A unifying framework guarantees global convergence to a stationary point for NEPv optimization on the Stiefel manifold when the objective meets basic assumptions.

A machine-rendered reading of the paper's core claim, the machinery that carries it, and where it could break.

The paper develops a general theory to justify the NEPv approach, which converts the first-order optimality condition into a nonlinear eigenvalue problem solved by SCF iteration. Under the basic assumptions the iteration is shown to increase the objective monotonically at every step while converging globally to a stationary point. Atomic functions, which include common matrix traces of linear and quadratic forms, and convex compositions of atomic functions are proven to satisfy the assumptions, supplying a sizable collection of objectives for which the method is reliable.

Core claim

If the objective satisfies the basic assumptions, the SCF iteration for the associated NEPv or NPDo produces a monotonically increasing sequence of objective values and converges globally to a stationary point. Atomic functions that cover traces of linear and quadratic forms satisfy the assumptions, as do convex compositions of atomic functions, thereby justifying the NEPv/NPDo approach for this large class of objectives.

What carries the argument

The unifying framework built on basic assumptions, with the notion of atomic functions as the central examples that meet those assumptions.

Load-bearing premise

The objective function must satisfy certain basic assumptions whose precise requirements and verification procedure remain unspecified.

What would settle it

An explicit objective function that meets the basic assumptions yet produces an SCF sequence that fails to increase the objective monotonically or fails to reach a stationary point.

read the original abstract

The NEPv approach has been increasingly used lately for optimization on the Stiefel manifold arising from machine learning. General speaking, the approach first turns the first order optimality condition, also known as the KKT condition, into a nonlinear eigenvalue problem with eigenvector dependency (NEPv) or a nonlinear polar decomposition with orthogonal factor dependency (NPDo) and then solve the nonlinear problem via some variations of the self-consistent-field (SCF) iteration. The difficulty, however, lies in designing a proper SCF iteration so that a maximizer is found at the end. Currently, each use of the approach is very much individualized, especially in its convergence analysis to show that the approach does work or otherwise. In this paper, a unifying framework is established. The framework is built upon some basic assumptions. If the basic assumptions are satisfied, globally convergence is guaranteed to a stationary point and during the SCF iterative process that leads to the stationary point, the objective function increases monotonically. Also a notion of atomic functions is proposed, which include commonly used matrix traces of linear and quadratic forms as special ones. It is shown that the basic assumptions are satisfied by atomic functions and by convex compositions of atomic functions. Together they provide a large collection of objectives for which the NEPv/NPDo approach is guaranteed to work.

Editorial analysis

A structured set of objections, weighed in public.

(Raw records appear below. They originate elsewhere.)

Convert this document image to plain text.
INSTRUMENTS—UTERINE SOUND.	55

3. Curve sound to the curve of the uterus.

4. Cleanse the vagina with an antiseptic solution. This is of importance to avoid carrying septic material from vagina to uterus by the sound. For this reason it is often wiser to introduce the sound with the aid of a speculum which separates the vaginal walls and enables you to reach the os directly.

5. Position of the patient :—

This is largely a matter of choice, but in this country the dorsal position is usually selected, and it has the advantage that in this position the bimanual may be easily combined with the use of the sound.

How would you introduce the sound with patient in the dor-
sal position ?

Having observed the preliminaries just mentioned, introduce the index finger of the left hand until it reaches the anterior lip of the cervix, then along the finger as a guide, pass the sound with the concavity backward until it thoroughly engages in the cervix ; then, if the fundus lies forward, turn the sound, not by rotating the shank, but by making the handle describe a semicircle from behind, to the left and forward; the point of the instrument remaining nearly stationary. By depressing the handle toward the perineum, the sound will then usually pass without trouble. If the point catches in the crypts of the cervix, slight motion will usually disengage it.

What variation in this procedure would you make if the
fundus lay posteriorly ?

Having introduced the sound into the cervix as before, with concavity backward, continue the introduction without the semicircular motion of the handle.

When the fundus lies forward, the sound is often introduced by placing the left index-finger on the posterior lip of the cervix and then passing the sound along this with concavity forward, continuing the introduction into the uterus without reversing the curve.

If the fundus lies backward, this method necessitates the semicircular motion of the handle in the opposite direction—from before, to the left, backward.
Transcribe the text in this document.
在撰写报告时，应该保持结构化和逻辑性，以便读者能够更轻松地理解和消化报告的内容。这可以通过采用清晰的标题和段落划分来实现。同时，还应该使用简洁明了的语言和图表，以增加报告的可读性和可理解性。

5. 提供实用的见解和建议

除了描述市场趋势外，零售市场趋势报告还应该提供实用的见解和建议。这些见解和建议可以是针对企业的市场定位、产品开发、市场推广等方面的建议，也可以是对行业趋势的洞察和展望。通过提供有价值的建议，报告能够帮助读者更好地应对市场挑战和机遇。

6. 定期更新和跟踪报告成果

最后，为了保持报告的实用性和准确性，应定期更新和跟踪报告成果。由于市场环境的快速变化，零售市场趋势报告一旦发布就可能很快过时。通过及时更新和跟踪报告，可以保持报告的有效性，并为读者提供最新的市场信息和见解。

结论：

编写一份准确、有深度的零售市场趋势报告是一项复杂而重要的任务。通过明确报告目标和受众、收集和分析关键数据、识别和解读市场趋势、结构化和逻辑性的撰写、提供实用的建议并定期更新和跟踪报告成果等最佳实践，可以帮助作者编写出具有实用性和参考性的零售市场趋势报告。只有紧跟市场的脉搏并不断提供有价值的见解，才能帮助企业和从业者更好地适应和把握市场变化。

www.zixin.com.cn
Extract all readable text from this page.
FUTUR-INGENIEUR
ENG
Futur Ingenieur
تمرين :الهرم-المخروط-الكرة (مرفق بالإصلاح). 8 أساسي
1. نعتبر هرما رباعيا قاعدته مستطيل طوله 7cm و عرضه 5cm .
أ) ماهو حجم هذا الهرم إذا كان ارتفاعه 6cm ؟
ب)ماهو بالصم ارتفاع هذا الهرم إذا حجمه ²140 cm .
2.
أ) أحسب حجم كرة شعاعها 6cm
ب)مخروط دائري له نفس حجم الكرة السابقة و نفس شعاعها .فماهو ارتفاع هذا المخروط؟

Desk editor's note, referee report, simulated authors' rebuttal, and a circularity audit. Tearing a paper down is the easy half of reading it; the pith above is the substance, this is the friction.

Referee Report

0 major / 2 minor

Summary. The manuscript develops a unifying framework for the NEPv/NPDo approach to optimization on the Stiefel manifold. Under a set of basic assumptions on the objective, the SCF iteration is proven to produce a monotonic increase in the objective value and to converge globally to a stationary point. The paper introduces the class of atomic functions (encompassing trace-linear and trace-quadratic forms as special cases) and shows that the basic assumptions hold for atomic functions as well as for convex compositions of atomic functions, thereby covering a broad collection of objectives arising in machine learning.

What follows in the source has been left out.